I’d like to see everyone agree on a single standard for e-book pricing for new “hardcover” books: US$13 for the first four months, then afterward US$10. That’s still cheaper than the US$17 to US$19 charged by Amazon.com and BN.com for new-release hardcover books.
made clear on Tuesday his displeasure with the low price Amazon.com Inc has set for electronic books.
From every meeting I've attended on “Price Fixing”, you could not tell someone what to sell your product for once you sold it to them.
Mr. Murdoch should just raise his price to Amazon.
This is illegal and if they decide to do it I will be the first one at their door with my law suit. Competitors cannot get together and decide to sell at one price.
The Gutenberg Project has more free books than a person can read in a lifetime. I’m just saying. Even $9.99 is too high for a book that’s been out for a while.
I’d agree if we’re talking about a “dead tree” book, which has wildly different costs of printing large numbers of books between different companies.
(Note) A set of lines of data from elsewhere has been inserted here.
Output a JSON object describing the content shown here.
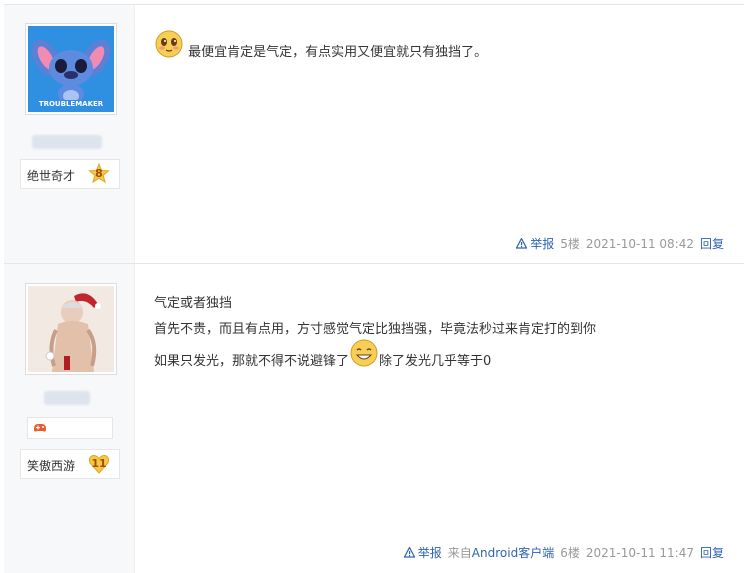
{
  "posts": [
    {
      "avatar_caption": "TROUBLEMAKER",
      "badge": {
        "label": "绝世奇才",
        "level": "8"
      },
      "content": {
        "line1": "最便宜肯定是气定，有点实用又便宜就只有独挡了。"
      },
      "footer": {
        "report": "举报",
        "floor": "5楼",
        "time": "2021-10-11 08:42",
        "reply": "回复"
      }
    },
    {
      "badge": {
        "label": "笑傲西游",
        "level": "11"
      },
      "content": {
        "line1": "气定或者独挡",
        "line2": "首先不贵，而且有点用，方寸感觉气定比独挡强，毕竟法秒过来肯定打的到你",
        "line3a": "如果只发光，那就不得不说避锋了",
        "line3b": "除了发光几乎等于0"
      },
      "footer": {
        "report": "举报",
        "source_prefix": "来自",
        "source_link": "Android客户端",
        "floor": "6楼",
        "time": "2021-10-11 11:47",
        "reply": "回复"
      }
    }
  ],
  "colors": {
    "link": "#2d64b3",
    "meta": "#999999",
    "sidebar": "#f7f8fa"
  }
}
But since in e-book distribution there’s one common cost—the cost of encoding the text into the e-book format—singular pricing makes a lot more sense.
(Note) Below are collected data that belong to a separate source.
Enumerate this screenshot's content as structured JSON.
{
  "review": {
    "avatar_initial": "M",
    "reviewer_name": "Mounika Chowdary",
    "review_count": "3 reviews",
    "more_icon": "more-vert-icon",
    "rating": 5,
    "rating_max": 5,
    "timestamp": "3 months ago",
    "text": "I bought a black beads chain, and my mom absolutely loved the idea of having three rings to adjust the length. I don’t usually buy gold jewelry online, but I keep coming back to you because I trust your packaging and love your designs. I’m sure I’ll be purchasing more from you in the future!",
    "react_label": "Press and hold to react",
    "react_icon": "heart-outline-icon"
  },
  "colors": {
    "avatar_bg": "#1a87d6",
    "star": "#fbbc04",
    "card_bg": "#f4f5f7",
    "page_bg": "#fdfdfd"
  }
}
I received a Sony reader for Christmas and had no idea how much it costs to download a book. I have yet to do so. I have many used paperbacks from Amazon already. If Murdoch thinks I’ll be inclined to download at 24.95 he’s dreaming.
What you described is perfectly legal. In antitrust law, we call this the "Colgate doctrine."
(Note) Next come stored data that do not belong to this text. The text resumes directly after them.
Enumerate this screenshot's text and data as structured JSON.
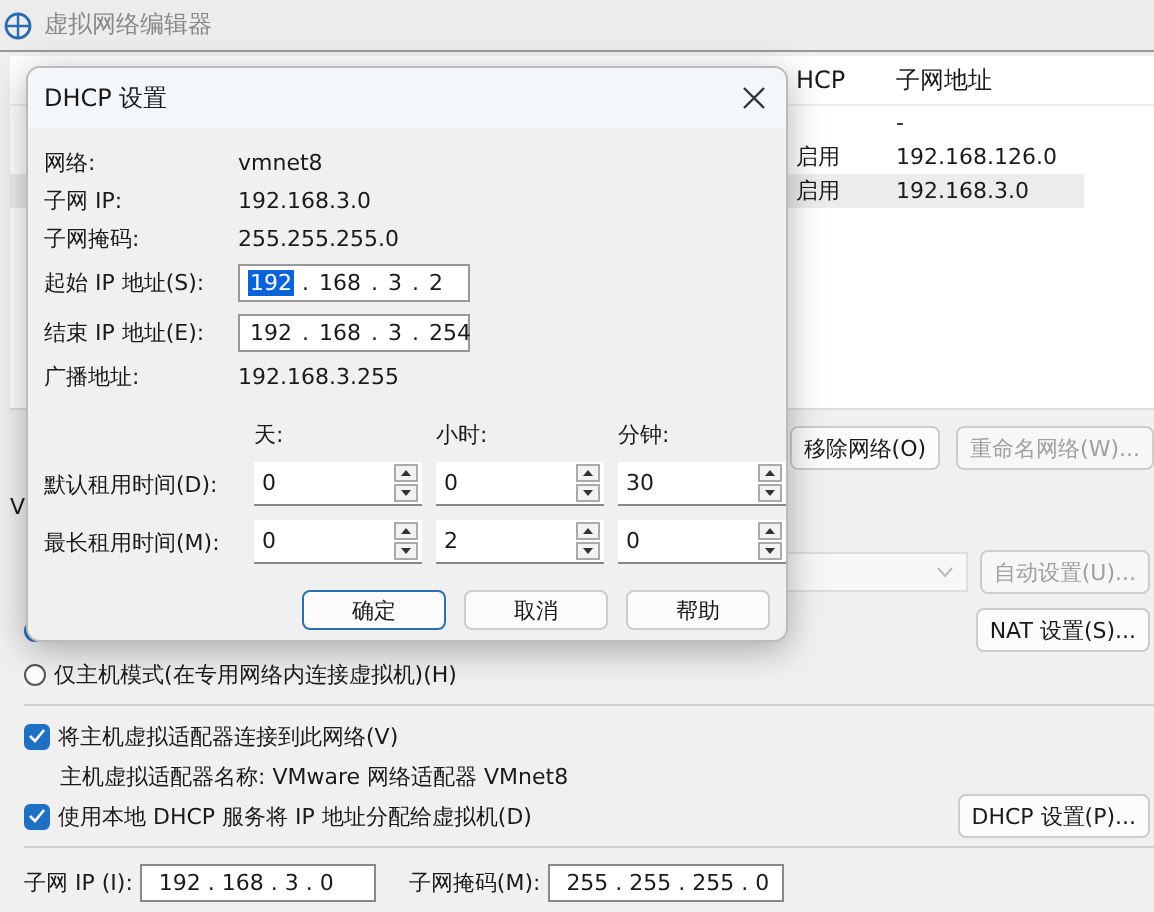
{
  "window": {
    "title": "虚拟网络编辑器"
  },
  "table": {
    "columns": [
      {
        "label": "HCP"
      },
      {
        "label": "子网地址"
      }
    ],
    "rows": [
      {
        "subnet": "-",
        "selected": false
      },
      {
        "dhcp": "启用",
        "subnet": "192.168.126.0",
        "selected": false
      },
      {
        "dhcp": "启用",
        "subnet": "192.168.3.0",
        "selected": true
      }
    ]
  },
  "network_buttons": [
    {
      "label": "移除网络(O)",
      "disabled": false
    },
    {
      "label": "重命名网络(W)...",
      "disabled": true
    }
  ],
  "info_label": "V",
  "auto_button": {
    "label": "自动设置(U)...",
    "disabled": true
  },
  "nat_button": {
    "label": "NAT 设置(S)...",
    "disabled": false
  },
  "radios": [
    {
      "selected": true
    },
    {
      "label": "仅主机模式(在专用网络内连接虚拟机)(H)",
      "selected": false
    }
  ],
  "host_adapter": {
    "label": "将主机虚拟适配器连接到此网络(V)",
    "checked": true,
    "name_text": "主机虚拟适配器名称: VMware 网络适配器 VMnet8"
  },
  "dhcp_service": {
    "label": "使用本地 DHCP 服务将 IP 地址分配给虚拟机(D)",
    "checked": true,
    "button": "DHCP 设置(P)..."
  },
  "subnet": {
    "ip_label": "子网 IP (I):",
    "ip": "192 . 168 . 3 . 0",
    "mask_label": "子网掩码(M):",
    "mask": "255 . 255 . 255 . 0"
  },
  "dialog": {
    "title": "DHCP 设置",
    "info": [
      {
        "label": "网络:",
        "value": "vmnet8"
      },
      {
        "label": "子网 IP:",
        "value": "192.168.3.0"
      },
      {
        "label": "子网掩码:",
        "value": "255.255.255.0"
      }
    ],
    "ip_fields": [
      {
        "label": "起始 IP 地址(S):",
        "octets": [
          {
            "text": "192",
            "highlighted": true
          },
          {
            "text": ".",
            "highlighted": false
          },
          {
            "text": "168",
            "highlighted": false
          },
          {
            "text": ".",
            "highlighted": false
          },
          {
            "text": "3",
            "highlighted": false
          },
          {
            "text": ".",
            "highlighted": false
          },
          {
            "text": "2",
            "highlighted": false
          }
        ]
      },
      {
        "label": "结束 IP 地址(E):",
        "octets": [
          {
            "text": "192",
            "highlighted": false
          },
          {
            "text": ".",
            "highlighted": false
          },
          {
            "text": "168",
            "highlighted": false
          },
          {
            "text": ".",
            "highlighted": false
          },
          {
            "text": "3",
            "highlighted": false
          },
          {
            "text": ".",
            "highlighted": false
          },
          {
            "text": "254",
            "highlighted": false
          }
        ]
      }
    ],
    "broadcast": {
      "label": "广播地址:",
      "value": "192.168.3.255"
    },
    "lease_columns": [
      "天:",
      "小时:",
      "分钟:"
    ],
    "leases": [
      {
        "label": "默认租用时间(D):",
        "values": [
          "0",
          "0",
          "30"
        ]
      },
      {
        "label": "最长租用时间(M):",
        "values": [
          "0",
          "2",
          "0"
        ]
      }
    ],
    "buttons": [
      {
        "label": "确定",
        "default": true
      },
      {
        "label": "取消",
        "default": false
      },
      {
        "label": "帮助",
        "default": false
      }
    ]
  }
}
By the way, this one problem with Amazon making and selling its own Kindle—it can get pushed around by the book manufacturers like this because it has so much invested in the Kindle.
If Amazon didn’t have the Kindle, they would tell Murdoch to stick it. Without the Kindle, the book companies need Amazon too much; the Kindle shifted that balance of power.
Plus Murdoch and company got their BP’s raised when Steve Jobs last week came out with the iPad, an enlarged version of the iPod.
I would love to have told my distributors they had to sell the product I sold them for a specific price, it would have made my life much easier. But in the paper industry just try it.
I googled the Colgate Doctrine and now understand your reference.
On the ground in the paper industry they quit even publishing “suggested selling” prices at least 15 to 20 years ago.
If I were not retired I’d get with the particular attorney we had as our anti trust guy, who came from the justice Dept and get you our policy.
Since I made it out of a 35 year career in sales without going to jail I’ll just leave it there and let sleeping dogs....
The Colgate Doctrine has to be implemented on a company-wide basis and must be adhered to strictly. The problem in implementing it is that it must be absolute: in your example, it must be “sell it for $20 or else you are terminated.” If you have a distributor selling for less than $20 and it isn’t terminated, the company can, in fact, run into serious price fixing problems. Lots of companies find it is easier to not bother with it than risk a rogue sales agent going along with a price-cutting distributor, exposing the company to significant antitrust risk.
Incidentally, the Colgate Doctrine may now be a thing of the past with the Supreme Court’s decision a few years ago that makes resale price maintenance subject to the rule of reason. If you’re interested, google “Leegin Creative Leather Products.”
And avoiding jail is always a good thing. :)
In the paper industry getting rid of a customers was not easy. I honestly never saw a customer terminated for not selling a product at a particular price. I know P&G controlled their away from home customers, but they just restricted who could sell it better than most.
The paper industry was one of the justice departments favorite targets.